Что мне не нравится в Булгакове, это актерский излом. Надрыв. Вскрики: «Я не нужен! Отпустите! Выдворьте!» Сам текст письма. «...Я ПРОШУ ПРАВИТЕЛЬСТВО СССР ПРИКАЗАТЬ МНЕ В СРОЧНОМ ПОКИНУТЬ ПРЕДЕЛЫ СССР...» Ведь он же знал, что пишет бандиту. А он пишет, как девица, которую хотят изнасиловать, а она вскрикивает: «Ах, делайте, что хотите! Как скажете, так и будет!» Хотя, писем этих было много, но в них проглядывает одна и та же тенденция.

Замятин знал, что пишет бандиту, и написáл: «Уважаемый Иосиф Виссарионович...»

А Булгаков стал писáть «Батум». На поезде поехал.
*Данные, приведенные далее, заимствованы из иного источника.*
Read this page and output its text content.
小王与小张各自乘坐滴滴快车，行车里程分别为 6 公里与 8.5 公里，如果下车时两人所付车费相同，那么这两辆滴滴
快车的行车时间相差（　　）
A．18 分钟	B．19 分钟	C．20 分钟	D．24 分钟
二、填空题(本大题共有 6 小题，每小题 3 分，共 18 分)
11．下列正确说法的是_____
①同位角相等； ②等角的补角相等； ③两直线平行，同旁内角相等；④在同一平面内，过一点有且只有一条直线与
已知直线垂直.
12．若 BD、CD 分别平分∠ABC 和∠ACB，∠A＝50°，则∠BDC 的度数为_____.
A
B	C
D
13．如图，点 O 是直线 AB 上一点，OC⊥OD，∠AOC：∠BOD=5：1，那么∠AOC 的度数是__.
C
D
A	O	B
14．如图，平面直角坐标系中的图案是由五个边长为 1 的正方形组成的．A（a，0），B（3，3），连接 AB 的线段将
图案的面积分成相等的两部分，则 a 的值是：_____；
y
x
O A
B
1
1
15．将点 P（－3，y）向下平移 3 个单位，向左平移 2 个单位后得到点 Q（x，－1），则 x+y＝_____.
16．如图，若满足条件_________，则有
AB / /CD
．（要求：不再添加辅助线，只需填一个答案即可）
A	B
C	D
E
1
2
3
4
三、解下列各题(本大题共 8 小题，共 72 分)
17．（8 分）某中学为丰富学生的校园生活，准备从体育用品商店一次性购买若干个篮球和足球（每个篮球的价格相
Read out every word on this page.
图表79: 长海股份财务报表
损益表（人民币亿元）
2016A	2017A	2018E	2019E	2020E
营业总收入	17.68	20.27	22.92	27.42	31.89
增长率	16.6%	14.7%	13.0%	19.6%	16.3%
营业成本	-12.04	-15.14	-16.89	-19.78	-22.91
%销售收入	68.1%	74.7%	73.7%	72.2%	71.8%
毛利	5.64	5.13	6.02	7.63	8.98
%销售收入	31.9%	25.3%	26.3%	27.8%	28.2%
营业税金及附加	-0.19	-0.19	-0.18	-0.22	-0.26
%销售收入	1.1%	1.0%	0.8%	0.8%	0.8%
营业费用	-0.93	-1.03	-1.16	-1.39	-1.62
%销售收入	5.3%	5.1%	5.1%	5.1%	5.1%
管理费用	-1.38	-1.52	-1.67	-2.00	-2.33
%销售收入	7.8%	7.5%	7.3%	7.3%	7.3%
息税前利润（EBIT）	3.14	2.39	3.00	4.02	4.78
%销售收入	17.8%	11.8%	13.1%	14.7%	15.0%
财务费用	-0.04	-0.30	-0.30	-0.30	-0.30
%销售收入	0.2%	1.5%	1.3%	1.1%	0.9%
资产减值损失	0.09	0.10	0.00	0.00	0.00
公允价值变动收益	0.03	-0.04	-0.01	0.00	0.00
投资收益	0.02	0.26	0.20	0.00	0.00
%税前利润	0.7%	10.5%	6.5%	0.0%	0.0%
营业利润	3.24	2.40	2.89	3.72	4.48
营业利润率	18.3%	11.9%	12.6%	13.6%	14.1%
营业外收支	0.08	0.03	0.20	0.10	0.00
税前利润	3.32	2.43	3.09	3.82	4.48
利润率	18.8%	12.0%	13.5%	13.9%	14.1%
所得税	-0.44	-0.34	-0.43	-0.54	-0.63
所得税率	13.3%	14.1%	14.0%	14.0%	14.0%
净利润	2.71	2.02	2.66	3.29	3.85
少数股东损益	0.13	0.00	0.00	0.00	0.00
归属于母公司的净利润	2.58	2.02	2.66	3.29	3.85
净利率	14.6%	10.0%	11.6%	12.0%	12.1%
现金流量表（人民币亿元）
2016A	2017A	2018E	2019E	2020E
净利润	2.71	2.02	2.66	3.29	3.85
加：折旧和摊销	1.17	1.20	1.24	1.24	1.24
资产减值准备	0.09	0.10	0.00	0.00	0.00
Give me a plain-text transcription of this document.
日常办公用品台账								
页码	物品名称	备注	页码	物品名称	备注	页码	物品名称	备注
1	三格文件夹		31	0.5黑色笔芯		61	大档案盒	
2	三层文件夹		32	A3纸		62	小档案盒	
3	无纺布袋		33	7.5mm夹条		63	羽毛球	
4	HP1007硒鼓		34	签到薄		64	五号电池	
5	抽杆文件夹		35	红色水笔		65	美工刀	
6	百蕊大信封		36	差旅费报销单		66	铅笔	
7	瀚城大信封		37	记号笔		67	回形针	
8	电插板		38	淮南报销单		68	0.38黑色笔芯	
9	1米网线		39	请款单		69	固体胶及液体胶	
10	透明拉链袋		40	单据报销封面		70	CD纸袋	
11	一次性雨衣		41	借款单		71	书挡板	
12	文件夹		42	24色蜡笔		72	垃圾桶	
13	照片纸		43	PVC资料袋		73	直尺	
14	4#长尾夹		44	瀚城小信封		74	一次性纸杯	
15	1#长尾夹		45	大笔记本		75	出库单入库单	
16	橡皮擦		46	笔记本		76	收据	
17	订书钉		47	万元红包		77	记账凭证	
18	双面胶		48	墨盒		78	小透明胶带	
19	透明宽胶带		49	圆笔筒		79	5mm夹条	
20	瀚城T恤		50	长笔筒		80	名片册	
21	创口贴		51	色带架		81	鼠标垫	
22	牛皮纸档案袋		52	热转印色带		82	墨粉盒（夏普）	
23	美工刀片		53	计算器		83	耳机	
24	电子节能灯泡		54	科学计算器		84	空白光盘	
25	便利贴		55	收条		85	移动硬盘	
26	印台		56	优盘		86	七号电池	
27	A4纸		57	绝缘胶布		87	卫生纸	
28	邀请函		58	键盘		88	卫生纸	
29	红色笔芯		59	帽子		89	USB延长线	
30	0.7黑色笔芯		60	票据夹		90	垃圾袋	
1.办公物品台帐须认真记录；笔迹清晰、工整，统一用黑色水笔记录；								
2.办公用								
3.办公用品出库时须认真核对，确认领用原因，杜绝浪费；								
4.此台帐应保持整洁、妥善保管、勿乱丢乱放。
Телеграммы БУХГАЛТЕРУ дождался. Ясно, что, как писáтель, Замятин Булгакову в подметки не годится, но тут Замятин оказался крепче.

Хотя, я не то, чтобы оправдываю Булгакова! Упаси Бог меня его оправдывать! Кто я, а кто Булгаков! Я его сейчас хорошо понимаю! Что осталось от Замятина? «Мы», переписка, письмо Сталину. Есть ли у него книги, которые кладут перед сном, чтобы наслаждаясь чтением, погрузиться в обьятия Морфея? Нет! А «Записки покойника» я всегда читаю с удовольствием.

Я заговорил об этом, потому что Булгаков все время лихорадочно писáл. А процесс писáния – страшное занятие. Он изматывает. Отнимает все силы. Их больше ни на что не хватает. Хватает только на то, чтобы актерски вскрикнуть.   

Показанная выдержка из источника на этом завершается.